いやはや、金はあるところにあるものだ、コボルトの追加調査なんて、異常行動さえ起こしていなければクラスDレベルなのだが、なんとクラスCの報酬、ちゃちゃっと終わらせて山分けしたのだ。
ちなみにファルは、今研究所にいて追加の論文を書いている。
ってなわけで、もちろん過ちは繰り返さない、金はあるうちに借金を返すのだ。
「さあ、大家さん、これで文句はないでしょう?(爽) 思えば、根無し草同然の私を拾ってくれた大家さんの善意に甘えっぱなしの日々でしたね(爽)、お金は信用、滞納の事実は消せませんが、少しでも誠意を見せられたと存じます(爽)」
ほら、兵藤会長も言っていたじゃないか、借金の誠意なんて一つしかない、それは金を返すことだと。
「…………」
視線を皮袋に落としていた大家さんは顔を上げて。
俺に軽蔑した視線を向ける。
「私がアンタを店子として入れたのは、貧乏人なのは分かっていたが、人としては信用できるからだと思っていた。
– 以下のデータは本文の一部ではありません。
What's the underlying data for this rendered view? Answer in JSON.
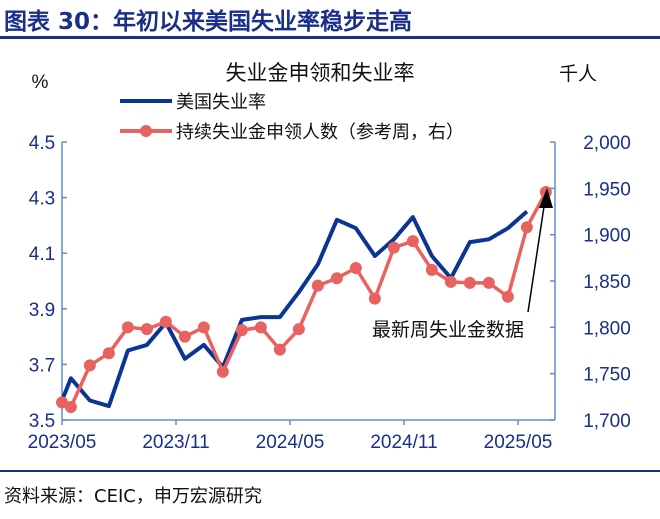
{
  "header": {
    "title": "图表 30：年初以来美国失业率稳步走高"
  },
  "footer": {
    "source": "资料来源：CEIC，申万宏源研究"
  },
  "colors": {
    "unemployment": "#0a3593",
    "claims": "#e8625f",
    "axis": "#5b8fd0",
    "text": "#1a2f8a",
    "title": "#1a2f8a"
  },
  "chart_data": {
    "type": "line",
    "title": "失业金申领和失业率",
    "ylabel_left": "%",
    "ylabel_right": "千人",
    "ylim_left": [
      3.5,
      4.5
    ],
    "ylim_right": [
      1700,
      2000
    ],
    "yticks_left": [
      "3.5",
      "3.7",
      "3.9",
      "4.1",
      "4.3",
      "4.5"
    ],
    "yticks_right": [
      "1,700",
      "1,750",
      "1,800",
      "1,850",
      "1,900",
      "1,950",
      "2,000"
    ],
    "xticks": [
      "2023/05",
      "2023/11",
      "2024/05",
      "2024/11",
      "2025/05"
    ],
    "grid": false,
    "legend_placement": "top",
    "annotation": "最新周失业金数据",
    "series": [
      {
        "name": "美国失业率",
        "axis": "left",
        "x": [
          "2023-05-01",
          "2023-05-15",
          "2023-06-15",
          "2023-07-15",
          "2023-08-15",
          "2023-09-15",
          "2023-10-15",
          "2023-11-15",
          "2023-12-15",
          "2024-01-15",
          "2024-02-15",
          "2024-03-15",
          "2024-04-15",
          "2024-05-15",
          "2024-06-15",
          "2024-07-15",
          "2024-08-15",
          "2024-09-15",
          "2024-10-15",
          "2024-11-15",
          "2024-12-15",
          "2025-01-15",
          "2025-02-15",
          "2025-03-15",
          "2025-04-15",
          "2025-05-15"
        ],
        "values": [
          3.57,
          3.65,
          3.57,
          3.55,
          3.75,
          3.77,
          3.85,
          3.72,
          3.77,
          3.69,
          3.86,
          3.87,
          3.87,
          3.96,
          4.06,
          4.22,
          4.19,
          4.09,
          4.15,
          4.23,
          4.09,
          4.01,
          4.14,
          4.15,
          4.19,
          4.25
        ]
      },
      {
        "name": "持续失业金申领人数（参考周，右）",
        "axis": "right",
        "x": [
          "2023-05-01",
          "2023-05-15",
          "2023-06-15",
          "2023-07-15",
          "2023-08-15",
          "2023-09-15",
          "2023-10-15",
          "2023-11-15",
          "2023-12-15",
          "2024-01-15",
          "2024-02-15",
          "2024-03-15",
          "2024-04-15",
          "2024-05-15",
          "2024-06-15",
          "2024-07-15",
          "2024-08-15",
          "2024-09-15",
          "2024-10-15",
          "2024-11-15",
          "2024-12-15",
          "2025-01-15",
          "2025-02-15",
          "2025-03-15",
          "2025-04-15",
          "2025-05-15",
          "2025-06-15"
        ],
        "values": [
          1719,
          1714,
          1759,
          1772,
          1800,
          1798,
          1806,
          1790,
          1800,
          1752,
          1797,
          1800,
          1776,
          1798,
          1845,
          1853,
          1864,
          1831,
          1886,
          1893,
          1862,
          1849,
          1848,
          1848,
          1833,
          1908,
          1946
        ]
      }
    ]
  }
}
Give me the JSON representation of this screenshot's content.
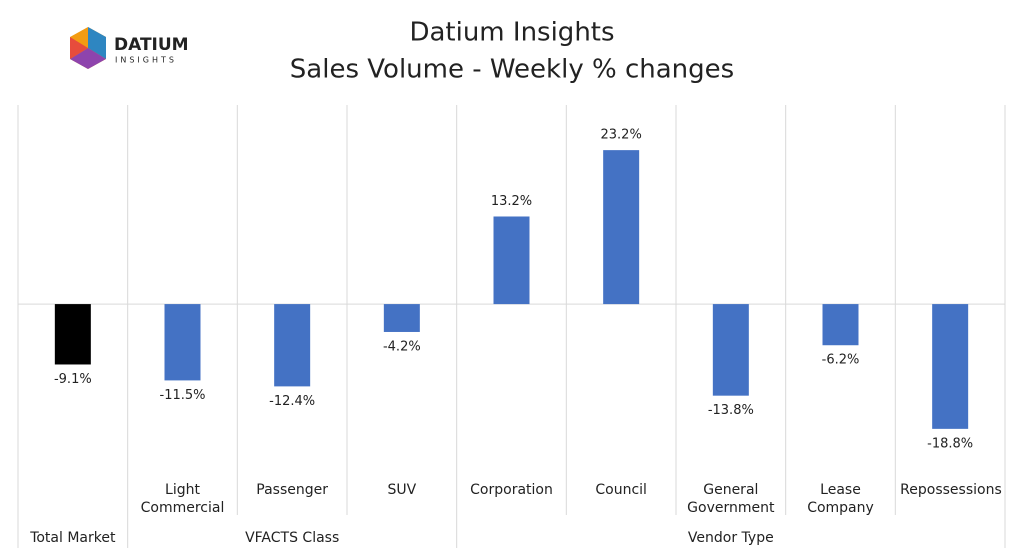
{
  "logo": {
    "name": "DATIUM",
    "tagline": "INSIGHTS"
  },
  "chart_data": {
    "type": "bar",
    "title": "Datium Insights",
    "subtitle": "Sales Volume - Weekly % changes",
    "categories": [
      null,
      "Light Commercial",
      "Passenger",
      "SUV",
      "Corporation",
      "Council",
      "General Government",
      "Lease Company",
      "Repossessions"
    ],
    "values": [
      -9.1,
      -11.5,
      -12.4,
      -4.2,
      13.2,
      23.2,
      -13.8,
      -6.2,
      -18.8
    ],
    "value_labels": [
      "-9.1%",
      "-11.5%",
      "-12.4%",
      "-4.2%",
      "13.2%",
      "23.2%",
      "-13.8%",
      "-6.2%",
      "-18.8%"
    ],
    "colors": [
      "#000000",
      "#4472c4",
      "#4472c4",
      "#4472c4",
      "#4472c4",
      "#4472c4",
      "#4472c4",
      "#4472c4",
      "#4472c4"
    ],
    "groups": [
      {
        "label": "Total Market",
        "count": 1
      },
      {
        "label": "VFACTS Class",
        "count": 3
      },
      {
        "label": "Vendor Type",
        "count": 5
      }
    ],
    "ylim": [
      -25,
      30
    ]
  }
}
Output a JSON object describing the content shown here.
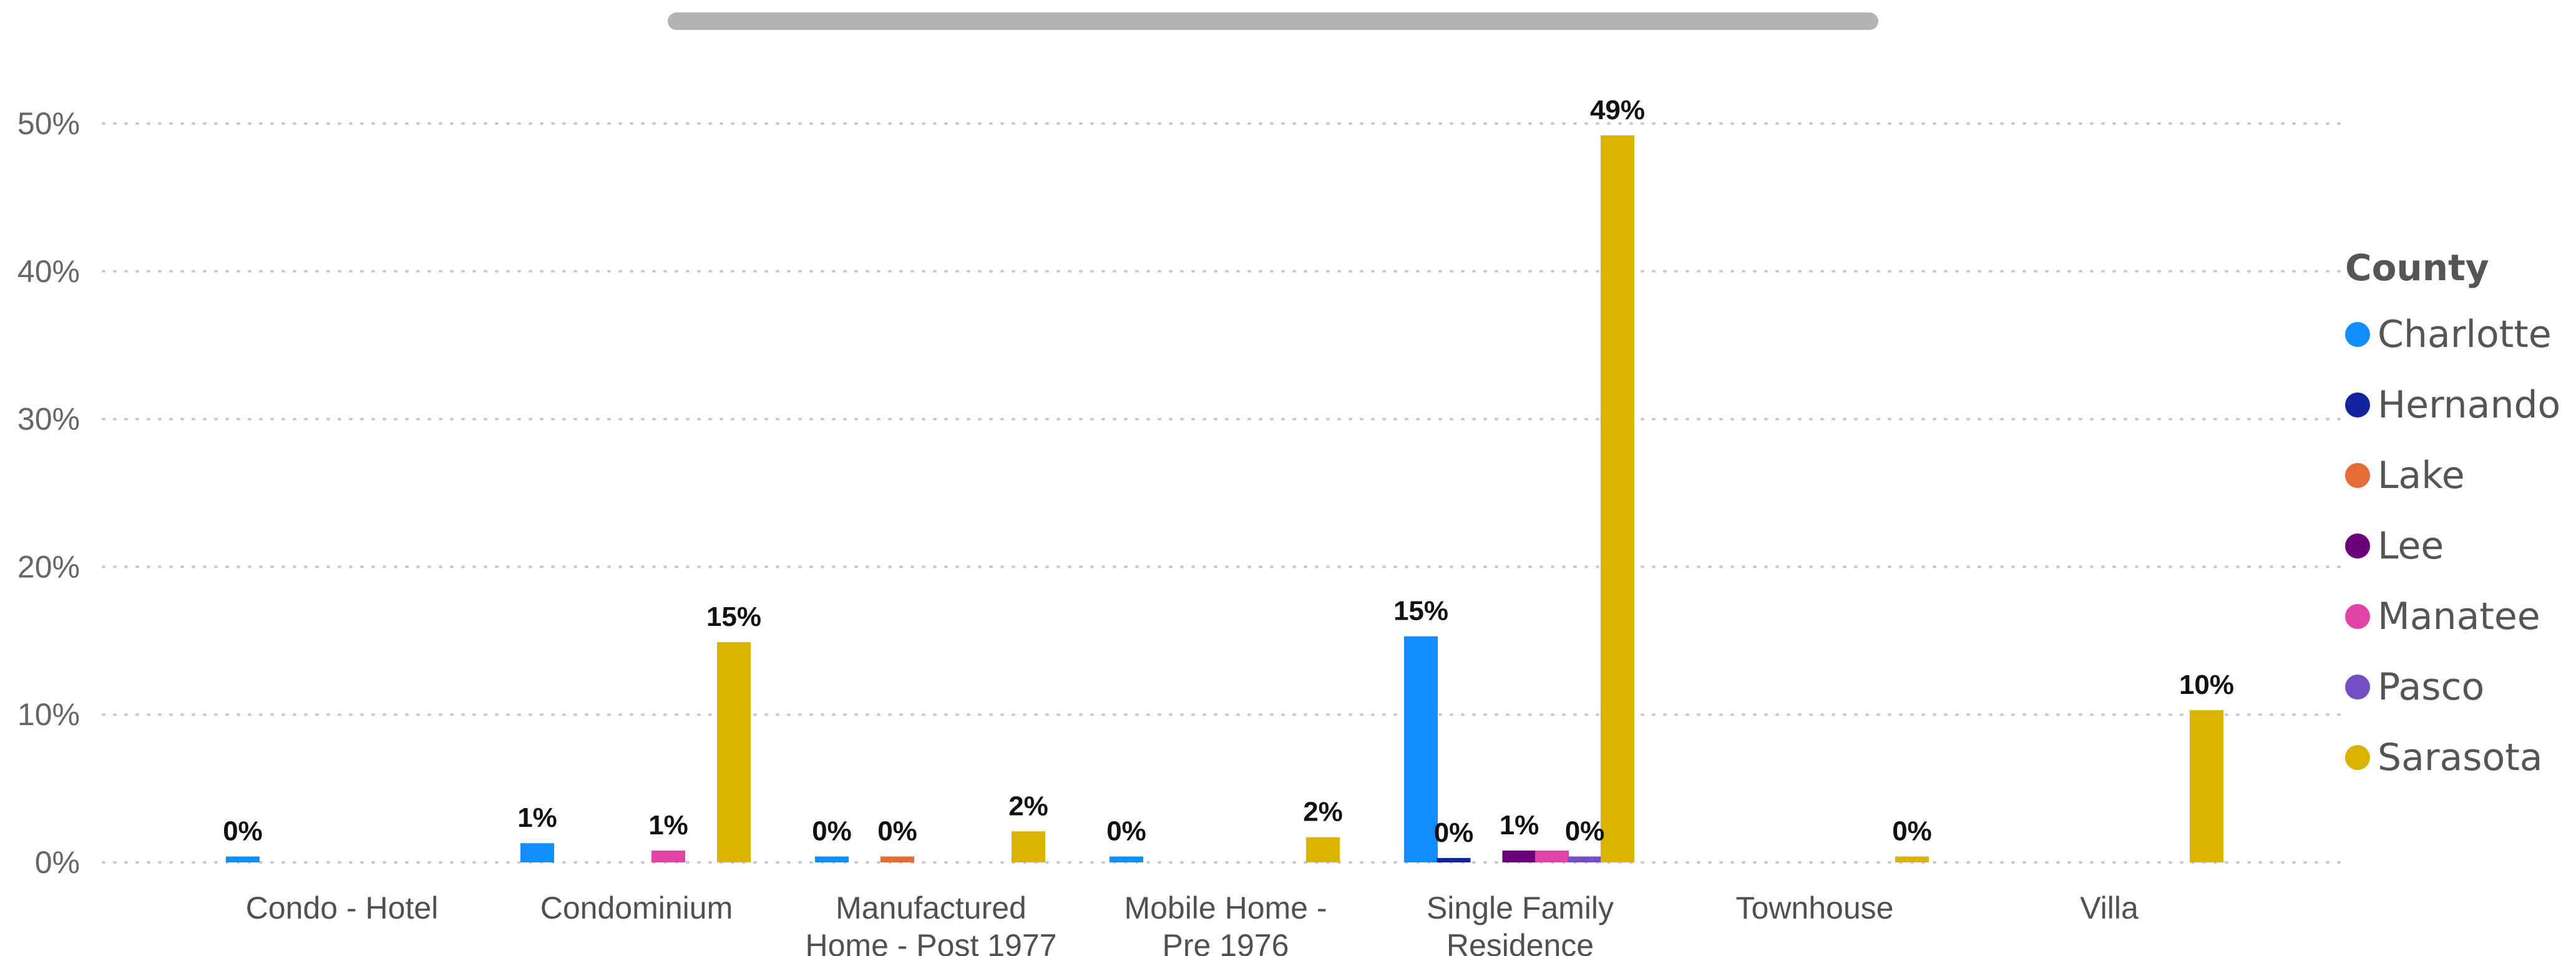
{
  "chart_data": {
    "type": "bar",
    "legend_title": "County",
    "legend_position": "right",
    "grid": true,
    "ylim": [
      0,
      50
    ],
    "y_ticks": [
      "0%",
      "10%",
      "20%",
      "30%",
      "40%",
      "50%"
    ],
    "y_tick_values": [
      0,
      10,
      20,
      30,
      40,
      50
    ],
    "categories": [
      [
        "Condo - Hotel"
      ],
      [
        "Condominium"
      ],
      [
        "Manufactured",
        "Home - Post 1977"
      ],
      [
        "Mobile Home -",
        "Pre 1976"
      ],
      [
        "Single Family",
        "Residence"
      ],
      [
        "Townhouse"
      ],
      [
        "Villa"
      ]
    ],
    "series": [
      {
        "name": "Charlotte",
        "color": "#118DFF",
        "values": [
          0.4,
          1.3,
          0.4,
          0.4,
          15.3,
          null,
          null
        ],
        "labels": [
          "0%",
          "1%",
          "0%",
          "0%",
          "15%",
          "",
          ""
        ]
      },
      {
        "name": "Hernando",
        "color": "#12239E",
        "values": [
          null,
          null,
          null,
          null,
          0.3,
          null,
          null
        ],
        "labels": [
          "",
          "",
          "",
          "",
          "0%",
          "",
          ""
        ]
      },
      {
        "name": "Lake",
        "color": "#E66C37",
        "values": [
          null,
          null,
          0.4,
          null,
          null,
          null,
          null
        ],
        "labels": [
          "",
          "",
          "0%",
          "",
          "",
          "",
          ""
        ]
      },
      {
        "name": "Lee",
        "color": "#6B007B",
        "values": [
          null,
          null,
          null,
          null,
          0.8,
          null,
          null
        ],
        "labels": [
          "",
          "",
          "",
          "",
          "1%",
          "",
          ""
        ]
      },
      {
        "name": "Manatee",
        "color": "#E044A7",
        "values": [
          null,
          0.8,
          null,
          null,
          0.8,
          null,
          null
        ],
        "labels": [
          "",
          "1%",
          "",
          "",
          "",
          "",
          ""
        ]
      },
      {
        "name": "Pasco",
        "color": "#744EC2",
        "values": [
          null,
          null,
          null,
          null,
          0.4,
          null,
          null
        ],
        "labels": [
          "",
          "",
          "",
          "",
          "0%",
          "",
          ""
        ]
      },
      {
        "name": "Sarasota",
        "color": "#D9B300",
        "values": [
          null,
          14.9,
          2.1,
          1.7,
          49.2,
          0.4,
          10.3
        ],
        "labels": [
          "",
          "15%",
          "2%",
          "2%",
          "49%",
          "0%",
          "10%"
        ]
      }
    ]
  }
}
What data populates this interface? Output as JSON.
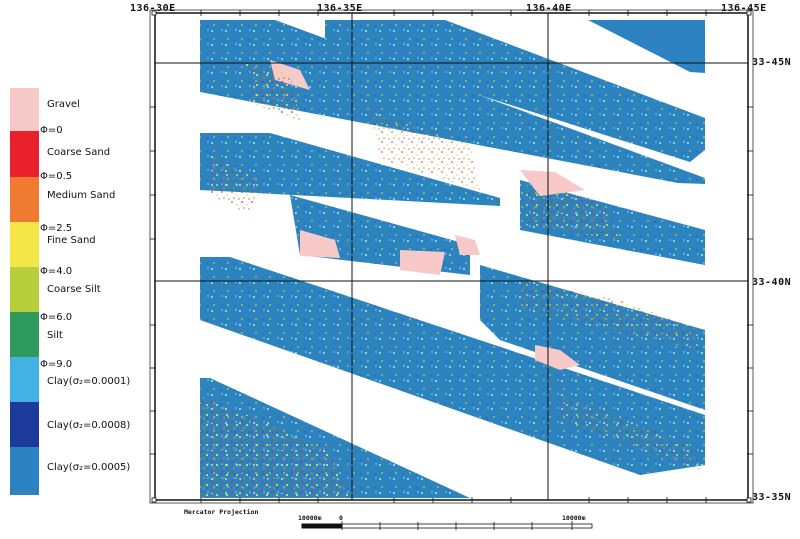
{
  "map": {
    "longitude_labels": [
      "136-30E",
      "136-35E",
      "136-40E",
      "136-45E"
    ],
    "latitude_labels": [
      "33-45N",
      "33-40N",
      "33-35N"
    ],
    "projection": "Mercator Projection",
    "scale": {
      "left_label": "10000m",
      "zero_label": "0",
      "right_label": "10000m"
    }
  },
  "legend": {
    "items": [
      {
        "label": "Gravel",
        "color": "#f7c9c9"
      },
      {
        "label": "Coarse Sand",
        "color": "#e8212a"
      },
      {
        "label": "Medium Sand",
        "color": "#f07a32"
      },
      {
        "label": "Fine Sand",
        "color": "#f3e646"
      },
      {
        "label": "Coarse Silt",
        "color": "#b8cf3c"
      },
      {
        "label": "Silt",
        "color": "#2e9a5e"
      },
      {
        "label": "Clay(σ₂=0.0001)",
        "color": "#42b2e2"
      },
      {
        "label": "Clay(σ₂=0.0008)",
        "color": "#1b3a9a"
      },
      {
        "label": "Clay(σ₂=0.0005)",
        "color": "#2d83c2"
      }
    ],
    "phi_boundaries": [
      "Φ=0",
      "Φ=0.5",
      "Φ=2.5",
      "Φ=4.0",
      "Φ=6.0",
      "Φ=9.0"
    ]
  }
}
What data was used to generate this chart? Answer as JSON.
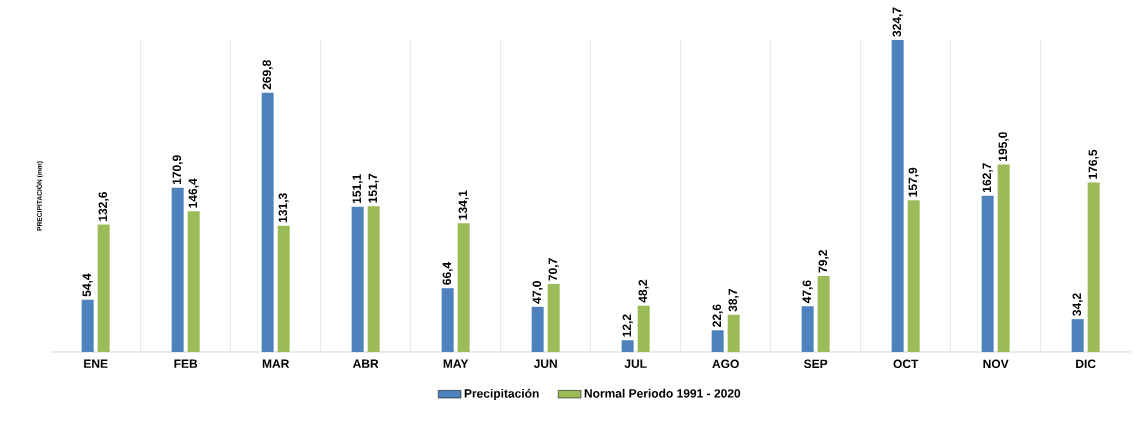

実際家賃滞納しても、細々と払っていたし、だけどね」
「他人様の金を手を出すようなクズから金は受け取らない!! 溜まった家賃はいらない!! その代わりとっとと出ていきな!!」
(;゚Д゚)エエエーー!! ←ガクツチ
「あ、あの、大家さん、こ、このお金はね、ちがくて」
「違う!? そうか!! クォイラ嬢に恵んでもらったのか!! 男なら自分の金は自分で稼ぎな!! このゴクつぶしが!!」
「大家さん、お願い信じて、これ本当に自分で稼いだ真っ当なお金なんですよ(ノД`)シクシク」
●
「という訳なんです、本当に真っ当な金ですよ」
とたまたま遊びに来たクォイラが来てくれて説明してくれる。この金は、ギルドの依頼で得た真っ当な金だと。
「なるほど、クォイラ嬢が言うには確かなんでしょうね」
「ねえ、どうしてクォイラのいう事は、あっさり信じるの?」
「男が細かいこと気にするんじゃないよ、ってほら」
じゃら、とお金を一部戻してくれた。
「あれ? 1か月分多かったでした?」
「さっきの言葉じゃないけど、誠意は伝わったし、疑ったお詫びね、一か月まけてあげる、生活費に使いなよ? 馬に突っ込むんじゃないよ」
「ウルウル、大家さん」
よかった、これはマジで助かると、大家さんはお金をもってギルドを後にしたのであった。